The agenda-setting function was first seen in a paper published by American communicators M.E. mccombs and Donald Shaw in Public Opinion Quarterly 1972, entitled "The Agenda-setting Function of Mass Communication". The theory holds that mass media can not directly determine people's thoughts, but can influence people's thoughts. Mass media can influence people to pay attention to some facts or opinions by providing information and arranging related topics, and influence the order of people to discuss topics by setting different topic prominence.

Some people say that in the internet age, the right of netizens to choose independently has been improved, and they are no longer passively limited by the agenda circle set for us by the media. We have our own value selection criteria and formed a set of fixed agenda selection thinking mode. So in the Internet age, the agenda setting function has failed?

The answer is no.

(1) The long-term role of mass media agenda setting

The communication effect of mass media on the audience can be divided into three levels: cognition, attitude and action, which are also different stages of the formation process of the effect in a complete sense. The hypothesis of "agenda setting function" focuses on the initial stage of this process, that is, the effect on the cognitive level. Cognition is the basis and premise of attitude, and attitude is the premise of action, so it has the deepest influence on the audience's cognition.
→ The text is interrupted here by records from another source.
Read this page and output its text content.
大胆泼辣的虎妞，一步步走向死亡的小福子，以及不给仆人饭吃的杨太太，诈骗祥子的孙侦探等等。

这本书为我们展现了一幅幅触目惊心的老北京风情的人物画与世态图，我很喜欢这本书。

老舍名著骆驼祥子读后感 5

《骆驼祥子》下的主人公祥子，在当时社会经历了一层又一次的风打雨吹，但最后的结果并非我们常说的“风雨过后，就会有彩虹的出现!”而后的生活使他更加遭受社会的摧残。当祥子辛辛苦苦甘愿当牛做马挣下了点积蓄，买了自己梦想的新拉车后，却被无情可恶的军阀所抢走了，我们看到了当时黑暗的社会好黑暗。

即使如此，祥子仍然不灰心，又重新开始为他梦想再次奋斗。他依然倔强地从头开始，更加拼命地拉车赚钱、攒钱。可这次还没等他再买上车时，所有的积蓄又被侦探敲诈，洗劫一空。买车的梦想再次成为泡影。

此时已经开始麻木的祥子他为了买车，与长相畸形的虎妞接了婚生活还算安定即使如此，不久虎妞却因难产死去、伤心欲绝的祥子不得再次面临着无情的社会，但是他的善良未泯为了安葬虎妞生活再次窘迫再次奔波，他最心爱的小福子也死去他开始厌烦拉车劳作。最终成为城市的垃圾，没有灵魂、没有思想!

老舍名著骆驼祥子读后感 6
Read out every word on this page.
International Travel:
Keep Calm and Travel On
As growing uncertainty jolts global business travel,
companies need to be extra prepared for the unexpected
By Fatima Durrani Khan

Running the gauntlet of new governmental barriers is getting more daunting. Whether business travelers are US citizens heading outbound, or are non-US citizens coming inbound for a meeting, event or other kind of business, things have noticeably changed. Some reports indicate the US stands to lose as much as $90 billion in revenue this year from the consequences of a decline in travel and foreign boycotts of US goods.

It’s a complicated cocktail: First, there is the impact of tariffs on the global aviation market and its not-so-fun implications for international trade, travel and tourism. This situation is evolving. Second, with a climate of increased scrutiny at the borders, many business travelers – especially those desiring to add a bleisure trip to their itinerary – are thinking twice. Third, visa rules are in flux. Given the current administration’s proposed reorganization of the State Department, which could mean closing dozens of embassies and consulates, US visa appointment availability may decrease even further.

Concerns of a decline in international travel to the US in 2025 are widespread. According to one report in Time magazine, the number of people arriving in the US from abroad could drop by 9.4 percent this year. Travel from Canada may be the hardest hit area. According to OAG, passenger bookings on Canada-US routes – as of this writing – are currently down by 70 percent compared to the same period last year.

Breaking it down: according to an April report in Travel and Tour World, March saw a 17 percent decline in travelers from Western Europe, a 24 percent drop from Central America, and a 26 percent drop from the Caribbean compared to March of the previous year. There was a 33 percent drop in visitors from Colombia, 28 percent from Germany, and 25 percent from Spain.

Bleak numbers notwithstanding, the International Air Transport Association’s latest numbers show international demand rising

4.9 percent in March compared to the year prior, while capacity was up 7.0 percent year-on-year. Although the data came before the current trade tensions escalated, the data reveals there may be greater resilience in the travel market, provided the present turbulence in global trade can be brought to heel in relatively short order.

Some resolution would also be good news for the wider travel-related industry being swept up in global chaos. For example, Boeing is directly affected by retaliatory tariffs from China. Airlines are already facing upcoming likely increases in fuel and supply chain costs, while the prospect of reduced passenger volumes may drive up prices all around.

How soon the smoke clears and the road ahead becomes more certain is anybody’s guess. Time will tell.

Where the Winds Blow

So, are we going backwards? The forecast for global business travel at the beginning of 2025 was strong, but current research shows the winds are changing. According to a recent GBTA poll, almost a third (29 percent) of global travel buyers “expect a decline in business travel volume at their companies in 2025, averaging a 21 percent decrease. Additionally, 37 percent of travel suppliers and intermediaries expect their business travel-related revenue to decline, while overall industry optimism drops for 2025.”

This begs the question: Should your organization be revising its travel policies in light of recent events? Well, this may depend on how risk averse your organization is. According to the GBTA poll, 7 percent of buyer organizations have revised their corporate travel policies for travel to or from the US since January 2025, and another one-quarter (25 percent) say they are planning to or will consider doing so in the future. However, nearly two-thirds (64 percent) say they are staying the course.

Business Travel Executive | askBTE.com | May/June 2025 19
However, the root of this cognitive effect is not achieved overnight, but the long-term baptism of mass media. It is crazy to get rid of the shackles of the mass media on the agenda-setting framework at once.

Everything in the world is either creation or imitation. Babies babble and imitate. People are born in the information environment built by the media for us. We can only imitate the values conveyed by the media, and we are used to this cognitive model. Therefore, the agenda-setting function of mass media has been deeply rooted.

(2) Discourse analysis of the agenda

The topic in traditional agenda setting is the public topic of public opinion survey, while the so-called public agenda on the Internet is only discussed by a few netizens. Most netizens do not regard the Internet as a direct source of information, so the public agenda on the Internet has no direct influence on the agenda setting theory.

At first, many public opinion centers on the Internet only attracted the attention of a few netizens, and became the topic of public concern after being forwarded by the mass media. Therefore, the intermediary role of mass media should not be underestimated. The function of "arousing public opinion" of mass media is realized through agenda setting, which is a feature endowed by this era and also a right endowed by this era to the audience.

(3) The influence of network on agenda setting.

In democratic countries, the media agenda generally comes from the agenda of some people, and the network is only the expression channel of some group agendas. It has not changed the whole institutional framework, so it cannot be said that the agenda setting function on the network is invalid at present.

However, the Internet does affect the agenda setting of mass media. Its performance is not the reversal of setting direction (public agenda in turn affects mass media agenda), but the decline of mass media's ability to set universal agenda.